Page 86 of Two Wrongs

Baby bird, please let me know you’re okay at least.

The last one hurts. I would want to know he was okay, and that’s the only reason I reply to him.

I’m still breathing. I can’t come back. It hurts too much. Just let me be. Please.

The three dots pop up on screen, disappear, then pop up again.

If it’s what you need, I’ll try.

A sob escapes my mouth. I’m so fucking sick of crying. I promise myself this will be the last time I will cry over anyone named Hale ever again.

Tears stream down my face at how easily he gave in. I asked him to, but stupidly I wanted him to put up a little bit of a fight.

Goodbye Griffin.

I shut off my phone again after sending Bess a text letting her know I stopped for the night, then roll over and soak my pillow one last time.

35

Griffin

“Wren isn’t working tonight,” Bess tells me the moment I stroll through the door of Donovan’s bar.

“I know, she’s back at my place.” I take a deep breath. “Have you seen Liam?”

Bess might have a name better suited to a prized cow, but she looks like a mischievous pixie, and a very brightly colored one at that. Her large turquoise eyes open wide at the mention of my son, and her hot pink painted lips pop open in a wide “O” as she shakes her head at my question.

Donovan steps up next to his Technicolor punk girlfriend, and drops his arm around her shoulders. “Why would we have seen Liam? Isn’t he in treatment?”

I shake my head. “He made a surprise visit to my house a little while ago.”

“But, Wren was there,” Bess says, still in shock.

I nod. “Let’s just say it didn’t go over well, and he drove off. I need to find him.”

“How is Wren?” Bess asks.

My instincts scream at me that I should be focusing on her more, but Liam needed me right now. “Shaken. The sooner I sort Liam out, the faster I can get to her and make sure she’s okay.”

Bess’s phone starts to ring, and she runs off to the office to take her call, leaving me alone with Donovan. “What do you want me to do if Liam comes in? Do I toss him out?” he asks me.

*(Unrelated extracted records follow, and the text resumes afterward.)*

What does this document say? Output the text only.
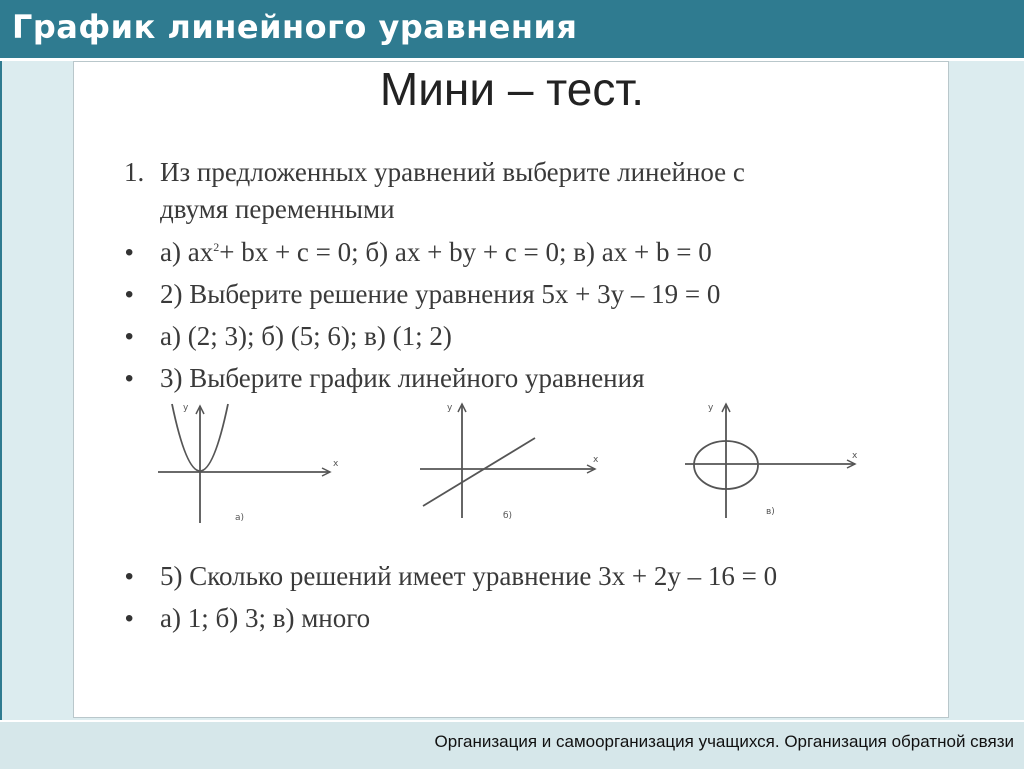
График линейного уравнения
Мини – тест.
1. Из предложенных уравнений выберите линейное с
двумя переменными
• а) $ax^2+$ bx + c = 0; б) ax + by + c = 0; в) ax + b = 0
• 2) Выберите решение уравнения 5х + 3у – 19 = 0
• а) (2; 3); б) (5; 6); в) (1; 2)
• 3) Выберите график линейного уравнения
x
y
а)
x
y
б)
x
y
в)
• 5) Сколько решений имеет уравнение 3х + 2у – 16 = 0
• а) 1; б) 3; в) много
Организация и самоорганизация учащихся. Организация обратной связи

“No. Stall him if you can and call me,” I reply.

Bess hurries back into the bar, unties her apron, and slings a messenger bag over her head to cross her body. “I’m heading over to talk to Wren.”

Donovan crosses his arms. “You are, huh?”

She mimics his posture and the two try and stare each other down. “Fine,” he relents, “but you’re doing something for me in return.”

She winks at him. “Oh, you can bet your fine ass on that.”

A moment later she’s racing out the door. I blink. “I bet life with her isn’t dull.”

Donovan smiles, and I envy him how open and easy their relationship seems. “She certainly makes it interesting.”

He moves down the counter and serves a few of the regular customers. Men who used to run around with my father, and spend most of their old age camped out at the end of this bar pickling their livers like I imagine my father would be doing if he were still alive.

“Sad, isn’t it,” Donovan comments when he returns to me. “When I opened this place I thought it would be a constant party. It can be, but it can also be one of the most depressing jobs. Here I get a first row seat to watch men drink away their paychecks, and men like Liam throw away their marriages.”